ガクガクブルブル。生まれたての子ヤギみたいな歩みになりました。
「いやいやいやいや、無理だってこんなの。オレにはさ、ほら……もっとイカした靴があるだろ? そうだな、ガラス製にこだわるのならオレにはスワロ○スキーのラインストーンを散りばめた……」
「もうめんどくさいからさっさと行ってくるダス」
「急に投げやりーー!?」
そんなこんなで、カラ松は松野家から蹴り出されました。
しかしこのままでは、慣れないハイヒールでぷるぷるしながらお城へ向かうことになってしまいます。
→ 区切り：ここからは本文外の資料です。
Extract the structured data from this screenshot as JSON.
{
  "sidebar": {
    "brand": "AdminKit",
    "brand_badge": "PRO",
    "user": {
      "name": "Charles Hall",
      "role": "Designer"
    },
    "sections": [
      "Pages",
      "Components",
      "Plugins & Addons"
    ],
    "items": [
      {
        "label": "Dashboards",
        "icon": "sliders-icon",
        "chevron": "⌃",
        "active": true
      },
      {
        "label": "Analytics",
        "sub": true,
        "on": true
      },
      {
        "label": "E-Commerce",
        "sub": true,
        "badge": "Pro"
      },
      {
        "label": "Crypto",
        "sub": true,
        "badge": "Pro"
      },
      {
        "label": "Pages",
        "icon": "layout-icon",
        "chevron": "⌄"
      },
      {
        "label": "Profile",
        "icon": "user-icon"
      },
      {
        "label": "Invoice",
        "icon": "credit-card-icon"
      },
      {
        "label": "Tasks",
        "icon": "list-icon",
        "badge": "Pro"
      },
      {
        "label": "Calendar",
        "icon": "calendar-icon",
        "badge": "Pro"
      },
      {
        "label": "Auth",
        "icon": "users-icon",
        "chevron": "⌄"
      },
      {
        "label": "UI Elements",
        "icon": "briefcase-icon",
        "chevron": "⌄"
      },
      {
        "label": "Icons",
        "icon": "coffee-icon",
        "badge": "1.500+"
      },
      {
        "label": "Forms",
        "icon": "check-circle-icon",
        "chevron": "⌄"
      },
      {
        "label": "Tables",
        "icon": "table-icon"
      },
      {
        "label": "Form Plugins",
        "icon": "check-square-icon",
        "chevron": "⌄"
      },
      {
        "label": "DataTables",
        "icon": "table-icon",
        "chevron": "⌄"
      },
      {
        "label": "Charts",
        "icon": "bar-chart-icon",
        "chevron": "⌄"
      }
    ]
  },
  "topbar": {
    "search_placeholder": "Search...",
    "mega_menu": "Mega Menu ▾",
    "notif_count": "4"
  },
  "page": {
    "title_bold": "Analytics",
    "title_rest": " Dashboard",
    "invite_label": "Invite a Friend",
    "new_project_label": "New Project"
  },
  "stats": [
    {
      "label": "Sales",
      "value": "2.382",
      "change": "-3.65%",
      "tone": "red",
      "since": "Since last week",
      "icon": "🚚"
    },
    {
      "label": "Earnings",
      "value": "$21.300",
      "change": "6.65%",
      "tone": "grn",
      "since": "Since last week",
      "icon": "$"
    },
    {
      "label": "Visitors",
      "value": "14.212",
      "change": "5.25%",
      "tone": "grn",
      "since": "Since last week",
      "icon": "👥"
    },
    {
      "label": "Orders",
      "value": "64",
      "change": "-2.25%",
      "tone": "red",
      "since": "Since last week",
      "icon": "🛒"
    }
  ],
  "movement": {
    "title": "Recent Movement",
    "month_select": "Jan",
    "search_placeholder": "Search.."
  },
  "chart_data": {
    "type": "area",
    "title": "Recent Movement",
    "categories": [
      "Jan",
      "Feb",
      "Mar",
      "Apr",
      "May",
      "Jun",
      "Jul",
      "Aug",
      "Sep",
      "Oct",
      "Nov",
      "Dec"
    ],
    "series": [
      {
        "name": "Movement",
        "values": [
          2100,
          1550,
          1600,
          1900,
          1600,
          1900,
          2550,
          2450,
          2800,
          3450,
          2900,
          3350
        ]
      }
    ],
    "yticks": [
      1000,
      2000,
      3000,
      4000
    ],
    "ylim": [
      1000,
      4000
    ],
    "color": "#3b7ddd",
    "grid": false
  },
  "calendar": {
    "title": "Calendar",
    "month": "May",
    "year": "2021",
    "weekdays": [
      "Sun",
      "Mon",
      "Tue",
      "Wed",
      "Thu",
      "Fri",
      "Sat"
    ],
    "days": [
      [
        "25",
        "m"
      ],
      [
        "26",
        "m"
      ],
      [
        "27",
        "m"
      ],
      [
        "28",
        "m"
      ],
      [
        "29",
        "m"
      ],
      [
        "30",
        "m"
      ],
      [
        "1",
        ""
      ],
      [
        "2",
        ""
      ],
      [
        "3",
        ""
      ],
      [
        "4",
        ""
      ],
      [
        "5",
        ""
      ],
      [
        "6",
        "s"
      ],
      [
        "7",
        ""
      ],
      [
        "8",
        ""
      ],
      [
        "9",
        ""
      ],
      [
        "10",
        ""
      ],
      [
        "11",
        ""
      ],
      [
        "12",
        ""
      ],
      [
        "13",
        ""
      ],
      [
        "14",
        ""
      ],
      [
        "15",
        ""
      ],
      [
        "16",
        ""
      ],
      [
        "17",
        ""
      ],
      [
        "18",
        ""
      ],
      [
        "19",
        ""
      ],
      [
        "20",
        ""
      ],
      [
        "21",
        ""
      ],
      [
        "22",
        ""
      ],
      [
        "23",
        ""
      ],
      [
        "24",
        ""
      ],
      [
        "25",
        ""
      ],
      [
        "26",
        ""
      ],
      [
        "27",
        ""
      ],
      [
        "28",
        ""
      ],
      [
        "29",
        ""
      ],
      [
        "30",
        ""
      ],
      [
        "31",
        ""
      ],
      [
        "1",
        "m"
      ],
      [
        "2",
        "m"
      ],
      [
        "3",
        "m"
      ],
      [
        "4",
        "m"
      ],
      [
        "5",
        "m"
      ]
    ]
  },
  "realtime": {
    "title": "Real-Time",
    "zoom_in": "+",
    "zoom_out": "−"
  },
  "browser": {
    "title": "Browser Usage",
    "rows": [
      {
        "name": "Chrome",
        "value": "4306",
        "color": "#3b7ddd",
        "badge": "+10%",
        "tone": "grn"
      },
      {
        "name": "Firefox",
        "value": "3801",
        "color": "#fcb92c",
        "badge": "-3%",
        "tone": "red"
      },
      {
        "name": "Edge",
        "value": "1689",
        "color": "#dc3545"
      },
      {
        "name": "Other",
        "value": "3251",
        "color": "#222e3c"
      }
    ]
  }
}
「ちょ、ちょっと待ってデカパン! オレ知ってるぞ! この話あれだ……かぼちゃの馬車とかが出てくるあれだろ!? おいデカパン! 交通手段! 交通手段をくれーー!!」
「……やれやれ、ほしがりやさんダスな」
家の前で喚く女装男に辟易としながら、デカパンはパンツの中から何かを差し出しました。
「デカパン……これは?」
「お金ダス」
「えっ」
「タクれ」
「えっ……」
急に夢も魔法もクソもなくなりました。
「あ、そうそう。十二時の鐘が鳴り終わる前に帰ってくるダスよ? さもなくばその場で変身が解け、チミは全裸になってしまうダス! お城で全裸は即逮捕ダス! 気をつけるダスよ?」
「あ……ハイ」
そんなわけで、お姫さまになったカラ松はその辺でタクシーをつかまえてお城へ向かうのでした。